Shakespeare, in Richard II:
This royal throne of kings, this sceptered isle,
This earth of majesty, this seat of Mars,
This other Eden, demiparadise
This fortress built by nature for herself


A desert is a place where you will find silence and space. Science has a different description: A desert is a desert if it gets less than 12 inches (30cm) of rain per year. Deserts are generally understood today to be desolate, far flung places: “barren tracts with little or no water". In fact, a third of the earth’s surface is classed as desert. Chances are, wherever a man or woman stands, a desert is not far off.

Most deserts are made out as wastelands filled with emptiness. Eden’s do exist beyond the biblical archetype: California’s Silicon Valley is one and in the desert of Nevada is another, glimmering Las Vegas. Both are models of a demiparadise erupting out of mere waterless soil. There are better things to do and see in deserts than make memory chips or spin roulette tables. These areas boast eye-popping spectacles, such as in the Pinnacles Desert of Western Australia with its 30,000-year-old limestone pillars (the remains of an ancient forest).

Deserts are more than just sand dunes; they are often journeys through very ancient worlds. Egypt’s Western desert and the Grand Canyon are prime cases, as is the Gobi with its fossilised remains of dinosaurs. Salt flats such as the very dry Atacama in South America have a haunting lunar beauty about them, so too do the shores of the Jordan’s Dead Sea. Desert locations (such as Death Valley in the Mojave, Morocco and Tunisia) frequently form impressive backdrops for commercial filmmaking, often with science fiction and ancient historical themes.

The biggest and most breathtaking deserts in the world are in Africa. The principal desert is the Sahara, 25 times the size of Great Britain, spanning over 2,000,000 square miles of the earth's surface and still spreading. One of the oldest deserts, The Namib in southern Africa, has the world’s highest sand dunes at Sossusvlei. The Namib is famous for its “Skeleton Coast", a centuries-old killer of ships and men that forms the western part of the world’s largest continuous mantle of sand, the Kalahari Desert.

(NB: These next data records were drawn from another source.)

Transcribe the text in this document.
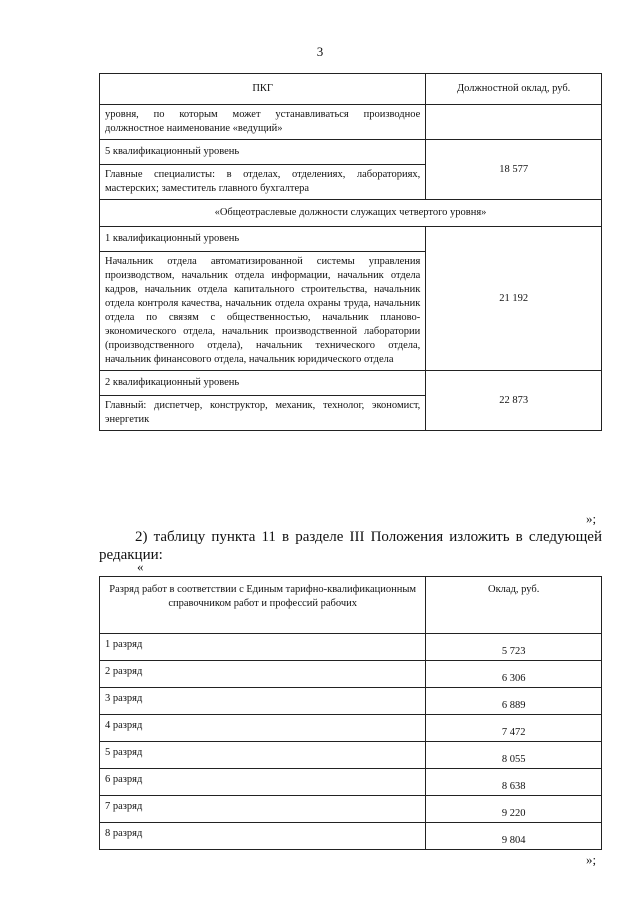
3
ПКГ	Должностной оклад, руб.
уровня, по которым может устанавливаться производное должностное наименование «ведущий»	
5 квалификационный уровень	18 577
Главные специалисты: в отделах, отделениях, лабораториях, мастерских; заместитель главного бухгалтера	
«Общеотраслевые должности служащих четвертого уровня»	
1 квалификационный уровень	21 192
Начальник отдела автоматизированной системы управления производством, начальник отдела информации, начальник отдела кадров, начальник отдела капитального строительства, начальник отдела контроля качества, начальник отдела охраны труда, начальник отдела по связям с общественностью, начальник планово-экономического отдела, начальник производственной лаборатории (производственного отдела), начальник технического отдела, начальник финансового отдела, начальник юридического отдела	
2 квалификационный уровень	22 873
Главный: диспетчер, конструктор, механик, технолог, экономист, энергетик	
»;
2) таблицу пункта 11 в разделе III Положения изложить в следующей редакции:
«
Разряд работ в соответствии с Единым тарифно-квалификационным справочником работ и профессий рабочих	Оклад, руб.
1 разряд	5 723
2 разряд	6 306
3 разряд	6 889
4 разряд	7 472
5 разряд	8 055
6 разряд	8 638
7 разряд	9 220
8 разряд	9 804
»;
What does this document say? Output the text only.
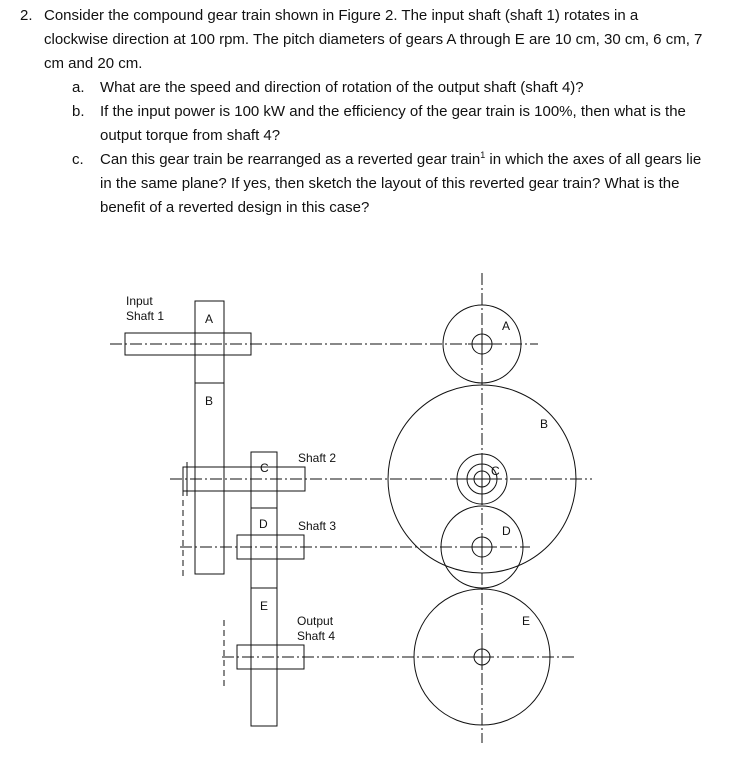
2. Consider the compound gear train shown in Figure 2. The input shaft (shaft 1) rotates in a clockwise direction at 100 rpm. The pitch diameters of gears A through E are 10 cm, 30 cm, 6 cm, 7 cm and 20 cm.
a. What are the speed and direction of rotation of the output shaft (shaft 4)?
b. If the input power is 100 kW and the efficiency of the gear train is 100%, then what is the output torque from shaft 4?
c. Can this gear train be rearranged as a reverted gear train$^1$ in which the axes of all gears lie in the same plane? If yes, then sketch the layout of this reverted gear train? What is the benefit of a reverted design in this case?
Input
Shaft 1	A
B
C
D
E
Shaft 2
Shaft 3
Output
Shaft 4
A
B
C
D
E
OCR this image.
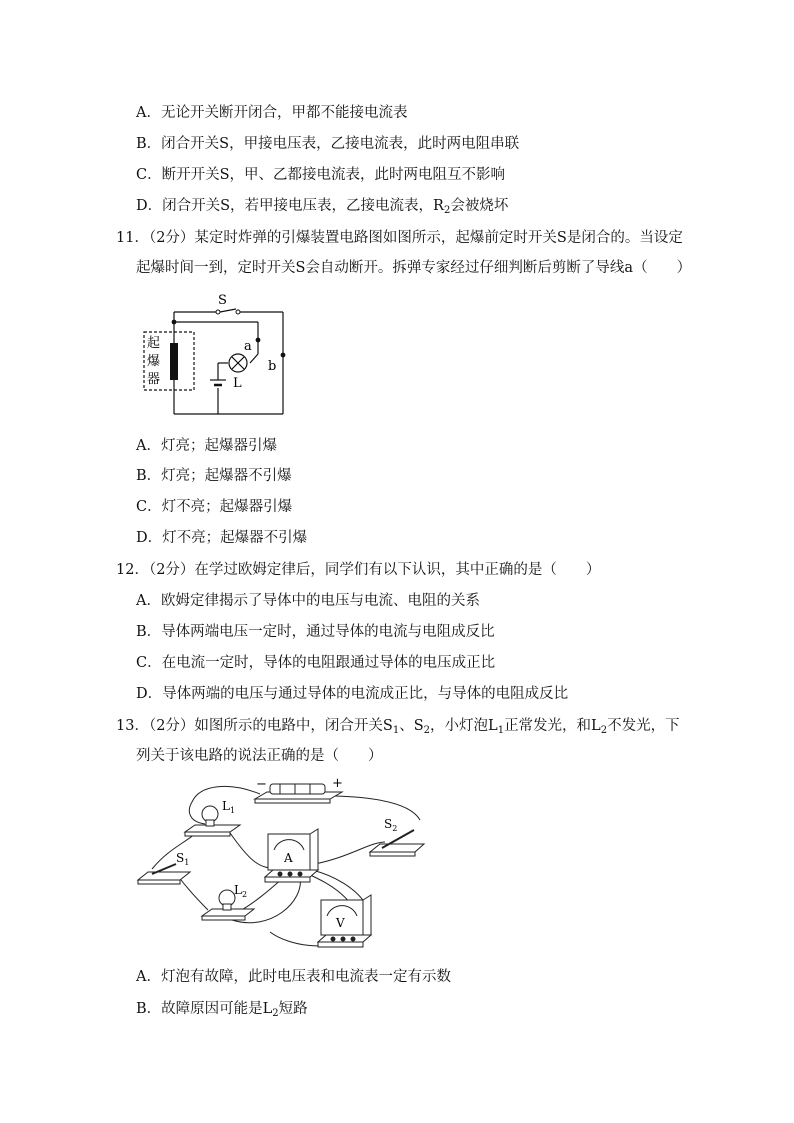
A．无论开关断开闭合，甲都不能接电流表
B．闭合开关S，甲接电压表，乙接电流表，此时两电阻串联
C．断开开关S，甲、乙都接电流表，此时两电阻互不影响
D．闭合开关S，若甲接电压表，乙接电流表，$R_2$会被烧坏
11．（2分）某定时炸弹的引爆装置电路图如图所示，起爆前定时开关S是闭合的。当设定
起爆时间一到，定时开关S会自动断开。拆弹专家经过仔细判断后剪断了导线a（　　）
S
a
b
L
起
爆
器
A．灯亮；起爆器引爆
B．灯亮；起爆器不引爆
C．灯不亮；起爆器引爆
D．灯不亮；起爆器不引爆
12．（2分）在学过欧姆定律后，同学们有以下认识，其中正确的是（　　）
A．欧姆定律揭示了导体中的电压与电流、电阻的关系
B．导体两端电压一定时，通过导体的电流与电阻成反比
C．在电流一定时，导体的电阻跟通过导体的电压成正比
D．导体两端的电压与通过导体的电流成正比，与导体的电阻成反比
13．（2分）如图所示的电路中，闭合开关$S_1$、$S_2$，小灯泡$L_1$正常发光，和$L_2$不发光，下
列关于该电路的说法正确的是（　　）
−	+
$L_1$
$S_1$
$L_2$
$S_2$
A
V
A．灯泡有故障，此时电压表和电流表一定有示数
B．故障原因可能是$L_2$短路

The Kalahari is more accurately described as a "thirstland" because of the lack of surface water, but it boasts the most astonishing Eden of all– the Okavango Delta, the largest inland delta in the world. Not far to the East is the Makgadigadi Salt Pans, the world’s biggest saltpans. Both the delta and the pans are visible on satellite imagery and high definition weather photos. The Kalahari extends from Namibia into Zimbabwe and South Africa, and forms most of a country called Botswana.
In the centre of the African plateau, in line with the Tropic of Capricorn, is the landlocked country of Botswana, Africa’s most successful democracy. This is the heartland of the Kalahari. The word ‘Kalahari’ is believed to have come from a marginalized community in Botswana called the BaKgalagari.

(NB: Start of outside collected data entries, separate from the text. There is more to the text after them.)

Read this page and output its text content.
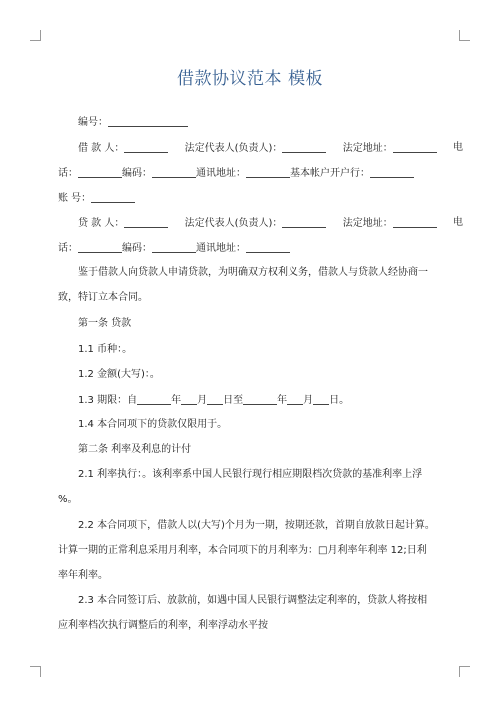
借款协议范本 模板
编号：
借 款 人：	法定代表人(负责人)：	法定地址：	电
话：	编码：	通讯地址：	基本帐户开户行：
账 号：
贷 款 人：	法定代表人(负责人)：	法定地址：	电
话：	编码：	通讯地址：
鉴于借款人向贷款人申请贷款，为明确双方权利义务，借款人与贷款人经协商一
致，特订立本合同。
第一条 贷款
1.1 币种：。
1.2 金额(大写)：。
1.3 期限：自	年 月 日至	年 月 日。
1.4 本合同项下的贷款仅限用于。
第二条 利率及利息的计付
2.1 利率执行：。该利率系中国人民银行现行相应期限档次贷款的基准利率上浮
%。
2.2 本合同项下，借款人以(大写)个月为一期，按期还款，首期自放款日起计算。
计算一期的正常利息采用月利率，本合同项下的月利率为：□月利率年利率 12;日利
率年利率。
2.3 本合同签订后、放款前，如遇中国人民银行调整法定利率的，贷款人将按相
应利率档次执行调整后的利率，利率浮动水平按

Botswana nowadays produces almost a third of the world's diamonds by value, far more than any other state. This represents about half of government revenue. The world’s largest and second largest diamond mines – Jwaneng and Orapa, are to be found in the Kalahari region of Botswana. Orapa, slightly smaller than Jwaneng, is situated in a more ecologically sensitive area, close to the edge of the massive Makgadigadi Salt Pans, some hundred miles east of the delta.

In 1997, the Botswana government began a large-scale evacuation of the Kalahari’s aboriginal people from their familial lands in the Kalahari. These evacuations continue today. They have been carried out under the semblance of the Bushmen's 'development', and also for the protection of the areas animals. But while more and more Bushmen are driven out, or their water supplies removed, the number of concessions granted for diamond mining operations is skyrocketing. De Beers is a major actor in this show of voracity and self-indulgence.

The Kalahari Bushmen's dilemma is tied directly to Botswana's diamond trade. Pressure from the police is routine. Virtually all the Bushmen now live in bleak resettlement camps. About 100 still hold out in the Reserve. This story is for them.